Oleh: Megafirmawanti
Email: Alamat email ini dilindungi dari robot spam. Anda memerlukan Javascript yang aktif untuk melihatnya.
“Adakah disini yang tidak pernah marah?”, begitu tanya fasilitator Rifka Annisa, Muhammad Thonthowy saat membuka diskusi komunitas ayah di Desa Kemejing, Kecamatan Semin, Kabupaten Gunungkidul. Diskusi tersebut dilaksanakan pada Jumat, 6 Juni 2014 dengan jumlah peserta 12 orang. Saat menjawab pertayaan Thonthowy diawal diskusi, peserta serentak mengatakan bahwa semua orang pasti pernah merasakan marah.
“Setiap orang pernah merasakan marah, dan itu adalah hal yang wajar. Yang perlu diperhatikan bagaimana membedakan marah sebagai perasaan dan marah sebagai tindakan”, ungkap Thonthowy. Marah sebagai perasaan adalah sesuatu yang wajar, namun menjadi tidak wajar ketika ekspresi marah tersebut diwujudkan dalam tindakan yang tidak tepat seperti memukul, berkata kasar atau memaki, lanjut Thonthowy.

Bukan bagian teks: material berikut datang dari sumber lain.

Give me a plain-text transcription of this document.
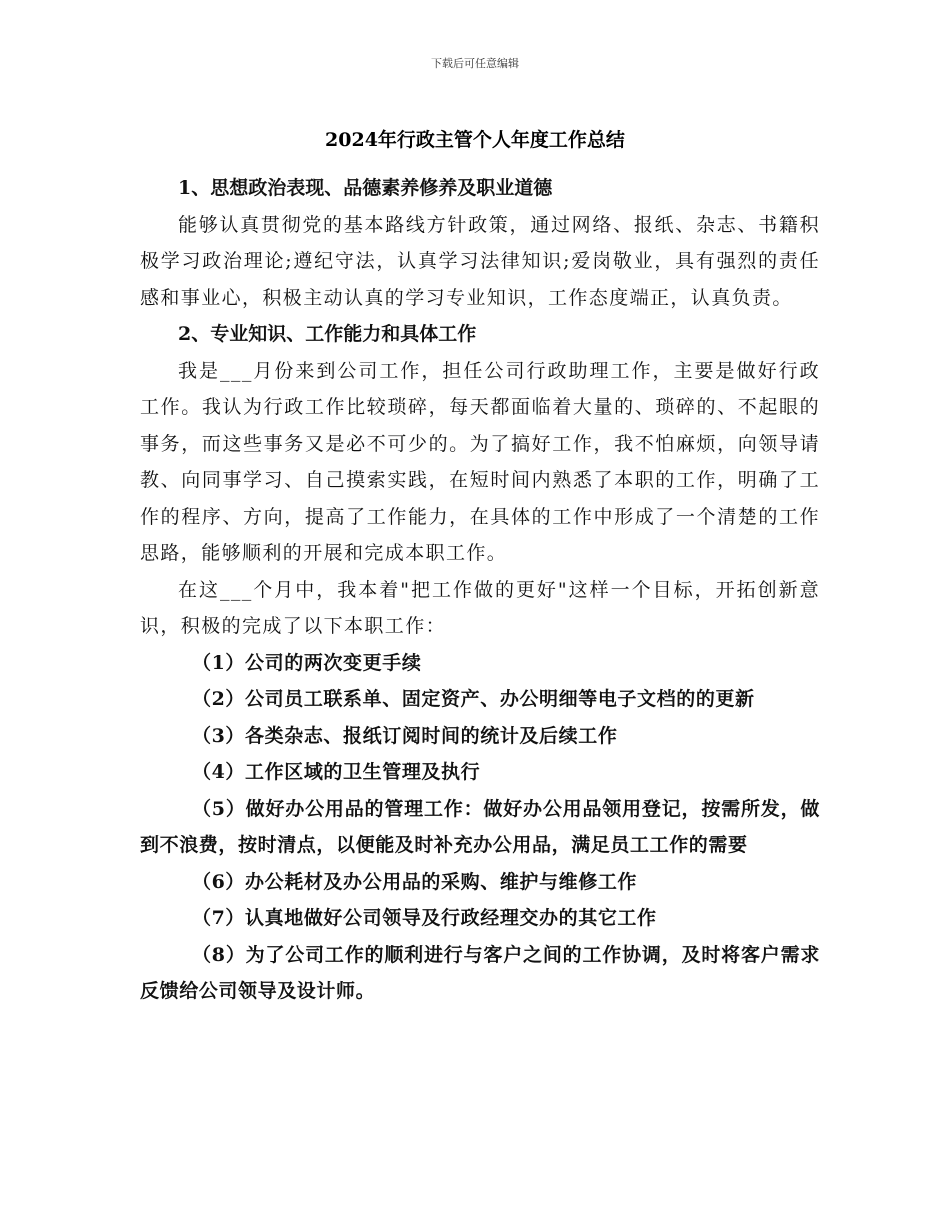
下载后可任意编辑
2024年行政主管个人年度工作总结

1、思想政治表现、品德素养修养及职业道德

能够认真贯彻党的基本路线方针政策，通过网络、报纸、杂志、书籍积极学习政治理论;遵纪守法，认真学习法律知识;爱岗敬业，具有强烈的责任感和事业心，积极主动认真的学习专业知识，工作态度端正，认真负责。

2、专业知识、工作能力和具体工作

我是___月份来到公司工作，担任公司行政助理工作，主要是做好行政工作。我认为行政工作比较琐碎，每天都面临着大量的、琐碎的、不起眼的事务，而这些事务又是必不可少的。为了搞好工作，我不怕麻烦，向领导请教、向同事学习、自己摸索实践，在短时间内熟悉了本职的工作，明确了工作的程序、方向，提高了工作能力，在具体的工作中形成了一个清楚的工作思路，能够顺利的开展和完成本职工作。

在这___个月中，我本着"把工作做的更好"这样一个目标，开拓创新意识，积极的完成了以下本职工作：

（1）公司的两次变更手续

（2）公司员工联系单、固定资产、办公明细等电子文档的的更新

（3）各类杂志、报纸订阅时间的统计及后续工作

（4）工作区域的卫生管理及执行

（5）做好办公用品的管理工作：做好办公用品领用登记，按需所发，做到不浪费，按时清点，以便能及时补充办公用品，满足员工工作的需要

（6）办公耗材及办公用品的采购、维护与维修工作

（7）认真地做好公司领导及行政经理交办的其它工作

（8）为了公司工作的顺利进行与客户之间的工作协调，及时将客户需求反馈给公司领导及设计师。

Tak hanya Thonthowy yang berbicara. Ipan, salah satu peserta dalam diskusi tersebut terlibat aktif memberikan komentar dan tanggapan. Ia mengatakan bahwa marah mempunyai ekspresi berbeda bagi setiap orang. Ia pribadi seringkali memilih untuk pergi ketika sedang merasa marah, terutama marah kepada pasangan (istri) ungkapnya.
Thonthowy juga memaparkan bahwa sebisa mungkin perasaan marah diluapkan dalam bentuk tindakan yang positif atau tidak merugikan orang lain. Thonthowy menjelaskan bahwa perasaan marah yang diekspresikan dengan cara negatif akan berdampak pada hal lain seperti tidak harmonisnya keluarga.